Our experience with unpredictable demands forms the backbone of our agility. Instead of global distribution from anonymous bulk sites, we focus on direct partnerships, sharing primary data sets, co-developing supply plans, and even retrofitting storage for high-sensitivity applications. Flexibility here links directly to our longstanding habit of documentation and process openness—we never hide challenges or gaps, preferring open problem-solving alongside our partners.
Manufacturing quinidine at this level means maintaining uncompromising product integrity, without letting commercial pressures drive shortcuts. Over time, the differences between manufacturer quality and secondary market material compound. From sourcing to filling, every process has been tested, audited, and adapted by a team that recognizes not only what can go wrong, but how to keep course when something does drift.
We rely on our experience and honest engagement—never hiding variability behind paperwork or blaming external factors. If a process deviation occurs, we catch it in-house before shipment rather than tasking the final user with sorting out mixed lots or grey-market uncertainty.

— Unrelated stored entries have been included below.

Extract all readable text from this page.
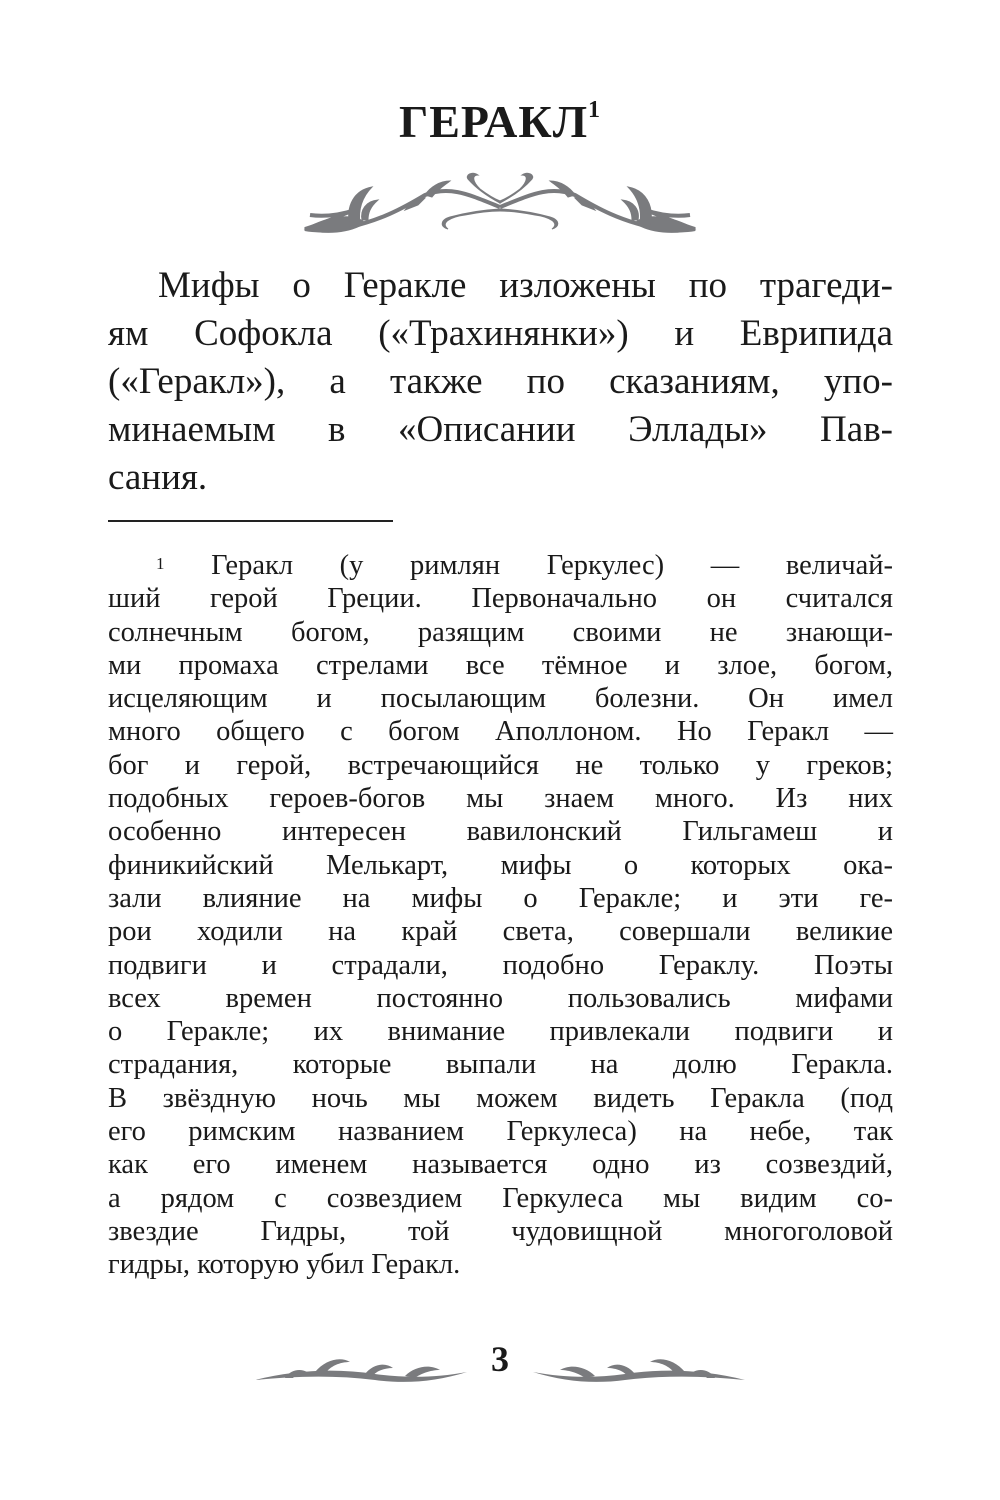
ГЕРАКЛ$^1$
Мифы о Геракле изложены по трагеди-
ям Софокла («Трахинянки») и Еврипида
(«Геракл»), а также по сказаниям, упо-
минаемым в «Описании Эллады» Пав-
сания.
$^1$ Геракл (у римлян Геркулес) — величай-
ший герой Греции. Первоначально он считался
солнечным богом, разящим своими не знающи-
ми промаха стрелами все тёмное и злое, богом,
исцеляющим и посылающим болезни. Он имел
много общего с богом Аполлоном. Но Геракл —
бог и герой, встречающийся не только у греков;
подобных героев-богов мы знаем много. Из них
особенно интересен вавилонский Гильгамеш и
финикийский Мелькарт, мифы о которых ока-
зали влияние на мифы о Геракле; и эти ге-
рои ходили на край света, совершали великие
подвиги и страдали, подобно Гераклу. Поэты
всех времен постоянно пользовались мифами
о Геракле; их внимание привлекали подвиги и
страдания, которые выпали на долю Геракла.
В звёздную ночь мы можем видеть Геракла (под
его римским названием Геркулеса) на небе, так
как его именем называется одно из созвездий,
а рядом с созвездием Геркулеса мы видим со-
звездие Гидры, той чудовищной многоголовой
гидры, которую убил Геракл.
3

Choosing quinidine from our site isn’t about paying for a name or documentation pack; it stands as a decision to work directly with the people who built, tested, and shipped every kilo.

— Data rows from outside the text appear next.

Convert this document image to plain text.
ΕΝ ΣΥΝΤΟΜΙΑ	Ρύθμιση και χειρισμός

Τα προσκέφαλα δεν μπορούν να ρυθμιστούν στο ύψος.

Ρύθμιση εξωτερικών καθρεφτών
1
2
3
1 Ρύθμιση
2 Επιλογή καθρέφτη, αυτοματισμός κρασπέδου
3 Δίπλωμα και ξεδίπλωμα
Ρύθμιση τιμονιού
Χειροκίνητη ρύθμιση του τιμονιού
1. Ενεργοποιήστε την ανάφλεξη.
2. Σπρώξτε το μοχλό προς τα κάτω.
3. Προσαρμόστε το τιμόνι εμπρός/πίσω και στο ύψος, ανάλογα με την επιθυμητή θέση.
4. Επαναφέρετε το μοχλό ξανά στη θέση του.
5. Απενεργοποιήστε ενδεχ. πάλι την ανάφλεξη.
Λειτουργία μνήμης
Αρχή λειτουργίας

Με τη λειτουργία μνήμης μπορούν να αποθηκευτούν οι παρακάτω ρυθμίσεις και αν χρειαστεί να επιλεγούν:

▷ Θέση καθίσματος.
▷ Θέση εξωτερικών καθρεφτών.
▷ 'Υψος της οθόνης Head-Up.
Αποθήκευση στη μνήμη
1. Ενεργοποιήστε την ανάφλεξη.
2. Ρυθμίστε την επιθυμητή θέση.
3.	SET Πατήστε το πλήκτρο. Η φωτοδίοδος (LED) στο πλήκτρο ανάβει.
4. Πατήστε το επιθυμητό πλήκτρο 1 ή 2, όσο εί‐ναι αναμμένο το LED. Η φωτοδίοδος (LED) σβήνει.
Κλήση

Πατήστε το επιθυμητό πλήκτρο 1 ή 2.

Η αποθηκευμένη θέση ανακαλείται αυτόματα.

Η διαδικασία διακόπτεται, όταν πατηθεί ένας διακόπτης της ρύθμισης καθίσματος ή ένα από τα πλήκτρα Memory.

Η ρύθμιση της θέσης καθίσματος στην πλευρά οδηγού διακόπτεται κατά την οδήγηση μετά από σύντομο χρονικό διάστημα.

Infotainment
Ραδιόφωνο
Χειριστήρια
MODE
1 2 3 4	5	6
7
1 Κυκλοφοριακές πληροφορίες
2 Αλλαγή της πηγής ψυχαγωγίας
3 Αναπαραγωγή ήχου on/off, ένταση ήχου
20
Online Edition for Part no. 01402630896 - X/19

Those who come to us for their quinidine needs count on more than product—they expect deep process transparency and tailored technical support. Years of refining our methods, opening our doors for audit, and never outsourcing risk win loyalty and measurable outcomes. For us, it’s more than filling an order; it’s a commitment from a manufacturing crew with decades in the trenches, standing behind every batch that leaves our plant. The results speak through flawless regulatory audits, fewer supply disruptions, and the confidence users have putting their trust in a direct line of source-to-site support. Every drum tells this story—handed off with care, depth, and ownership from those who know quinidine at its core.